El proceso de adaptación es ineludible, aunque los diferentes casos muestran particularidades. Supone negociar, en forma más o menos conflictiva, hábitos e identidades, y adoptar estrategias tendientes a mantener ciertos componentes de esa totalidad fragmentada e híbrida que es la cultura. De este modo, procuran evitar un mayor y no deseado desarraigo con el país de origen. La estrategia de expresar la diferencia a través de la primera persona del plural es recurrente. Dice Marianela de Cuba:
Nosotros somos muy coloridos, eh, el frío es importante acá, pero también puede haber ropa de invierno colorida [exhibe en forma divertida su sweater color rosa viejo, que combina con un pantalón negro]. Entonces, ¿por qué no? Por qué no atreverse a continuar y a tener color y a expresar también desde el cuerpo, y desde la forma que eres.
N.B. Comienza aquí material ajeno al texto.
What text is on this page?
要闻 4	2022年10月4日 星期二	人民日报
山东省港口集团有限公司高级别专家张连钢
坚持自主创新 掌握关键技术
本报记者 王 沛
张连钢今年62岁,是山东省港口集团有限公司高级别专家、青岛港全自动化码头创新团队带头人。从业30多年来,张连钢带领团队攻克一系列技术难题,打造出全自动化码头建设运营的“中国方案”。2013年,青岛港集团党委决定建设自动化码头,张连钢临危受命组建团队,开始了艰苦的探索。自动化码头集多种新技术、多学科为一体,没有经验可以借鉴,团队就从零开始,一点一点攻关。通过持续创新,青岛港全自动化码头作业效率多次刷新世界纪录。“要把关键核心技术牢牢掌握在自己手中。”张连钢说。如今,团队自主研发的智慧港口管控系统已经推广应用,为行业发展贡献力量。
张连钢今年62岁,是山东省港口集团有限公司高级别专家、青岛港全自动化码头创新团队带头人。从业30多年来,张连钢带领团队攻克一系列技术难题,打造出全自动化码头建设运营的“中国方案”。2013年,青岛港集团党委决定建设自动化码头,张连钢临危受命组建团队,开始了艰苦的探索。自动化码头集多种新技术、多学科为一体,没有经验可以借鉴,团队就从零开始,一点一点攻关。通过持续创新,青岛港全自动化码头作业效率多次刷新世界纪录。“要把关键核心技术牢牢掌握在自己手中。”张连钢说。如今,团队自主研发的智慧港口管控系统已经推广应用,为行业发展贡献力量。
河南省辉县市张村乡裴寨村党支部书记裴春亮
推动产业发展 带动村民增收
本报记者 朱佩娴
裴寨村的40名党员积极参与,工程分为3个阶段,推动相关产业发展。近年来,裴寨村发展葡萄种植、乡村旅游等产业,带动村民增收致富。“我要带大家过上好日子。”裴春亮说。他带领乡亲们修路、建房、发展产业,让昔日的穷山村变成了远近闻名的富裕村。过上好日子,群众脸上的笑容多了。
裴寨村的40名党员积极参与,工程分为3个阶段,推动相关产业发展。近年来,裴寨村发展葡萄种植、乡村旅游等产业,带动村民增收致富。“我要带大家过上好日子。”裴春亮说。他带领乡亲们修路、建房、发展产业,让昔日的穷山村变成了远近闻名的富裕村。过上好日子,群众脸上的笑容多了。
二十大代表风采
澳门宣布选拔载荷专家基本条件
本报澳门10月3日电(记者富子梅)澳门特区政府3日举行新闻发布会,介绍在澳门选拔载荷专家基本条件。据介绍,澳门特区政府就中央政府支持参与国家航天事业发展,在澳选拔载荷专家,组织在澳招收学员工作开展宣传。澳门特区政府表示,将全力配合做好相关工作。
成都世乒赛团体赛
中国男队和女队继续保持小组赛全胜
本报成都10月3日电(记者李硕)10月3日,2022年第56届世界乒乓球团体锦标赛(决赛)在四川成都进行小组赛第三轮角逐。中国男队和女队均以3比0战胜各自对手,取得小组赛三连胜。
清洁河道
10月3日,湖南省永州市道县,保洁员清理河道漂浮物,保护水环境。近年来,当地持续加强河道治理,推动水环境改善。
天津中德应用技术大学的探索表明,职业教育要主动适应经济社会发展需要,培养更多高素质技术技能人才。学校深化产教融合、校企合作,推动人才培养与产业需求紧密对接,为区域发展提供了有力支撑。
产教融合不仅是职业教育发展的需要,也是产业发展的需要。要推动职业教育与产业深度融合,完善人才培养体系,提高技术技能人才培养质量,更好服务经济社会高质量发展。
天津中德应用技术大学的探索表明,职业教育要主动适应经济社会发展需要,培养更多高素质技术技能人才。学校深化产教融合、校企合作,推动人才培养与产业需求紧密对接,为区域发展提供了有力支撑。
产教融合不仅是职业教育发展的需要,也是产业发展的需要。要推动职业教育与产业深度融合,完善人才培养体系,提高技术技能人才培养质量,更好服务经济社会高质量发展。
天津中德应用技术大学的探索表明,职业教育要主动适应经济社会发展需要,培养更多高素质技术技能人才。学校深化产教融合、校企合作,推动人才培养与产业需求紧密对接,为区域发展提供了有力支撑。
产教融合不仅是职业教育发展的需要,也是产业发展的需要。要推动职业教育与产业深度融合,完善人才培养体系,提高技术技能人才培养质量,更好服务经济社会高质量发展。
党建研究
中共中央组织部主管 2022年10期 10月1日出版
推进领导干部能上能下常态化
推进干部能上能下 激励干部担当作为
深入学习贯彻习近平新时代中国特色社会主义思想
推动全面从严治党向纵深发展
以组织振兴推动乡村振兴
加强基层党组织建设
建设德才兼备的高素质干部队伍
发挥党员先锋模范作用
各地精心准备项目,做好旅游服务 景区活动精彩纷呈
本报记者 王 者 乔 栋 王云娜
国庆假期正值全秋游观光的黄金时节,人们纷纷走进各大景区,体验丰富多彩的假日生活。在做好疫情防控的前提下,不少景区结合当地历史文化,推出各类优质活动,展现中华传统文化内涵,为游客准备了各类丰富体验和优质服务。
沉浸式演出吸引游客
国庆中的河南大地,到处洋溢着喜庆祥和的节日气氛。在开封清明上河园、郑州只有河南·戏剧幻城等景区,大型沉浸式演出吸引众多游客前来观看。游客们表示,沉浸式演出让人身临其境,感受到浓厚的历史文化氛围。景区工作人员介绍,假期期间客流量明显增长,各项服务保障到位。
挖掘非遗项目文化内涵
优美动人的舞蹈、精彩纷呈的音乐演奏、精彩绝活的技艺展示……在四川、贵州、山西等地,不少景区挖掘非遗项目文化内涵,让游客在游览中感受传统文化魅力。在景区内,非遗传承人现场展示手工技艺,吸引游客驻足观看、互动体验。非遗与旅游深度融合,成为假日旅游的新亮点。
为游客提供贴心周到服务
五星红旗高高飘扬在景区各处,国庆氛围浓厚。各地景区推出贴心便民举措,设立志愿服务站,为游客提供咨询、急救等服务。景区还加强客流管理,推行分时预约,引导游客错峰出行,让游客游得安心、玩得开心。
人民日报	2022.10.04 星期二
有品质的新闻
Con el tiempo, la asociación de una paleta oscura al frío deja de ser una novedad, en tanto se integra al vestir. Al mismo tiempo, se aprecian diferencias en la noción y experiencia del color, sobre todo si se considera que el ser colorido en el Caribe no sólo tiene que ver con colores claros, sino en lo fundamental con tonalidades vivas e intensas, con la utilización de colores primarios y con el blanco dentro de los colores neutros.
La práctica de construcción de estereotipos corporales hacia el otro es ejercida por el inmigrante frente al autóctono y viceversa, pero con consecuencias diferentes para cada uno en función de las asimetrías de poder y del estado de vulnerabilidad en que se encuentre el colectivo de pertenencia. Por ende, es posible identificar violencias específicas, aunque no siempre explicitadas, que toman forma en la construcción del género y la raza, como se verá más adelante.
A partir del color se producen asociaciones que apuntan a la construcción de estereotipos nacionales duales, en este caso, por parte de las mujeres migrantes. El triángulo color-movimiento-personalidad o carácter propone una diferenciación con la mujer autóctona. En este sentido, hay tres características que aparecen fuertemente asociadas: ser colorida, bailar, ser alegre, que en los relatos adquieren un estatus de identidad nacional: “Somos un país que nos identificamos por el color, la alegría, la música” (Aura, República Dominicana). Con esto se formaliza el opuesto como una identidad nacional autóctona: no ser colorida o ser gris, no bailar, ser triste.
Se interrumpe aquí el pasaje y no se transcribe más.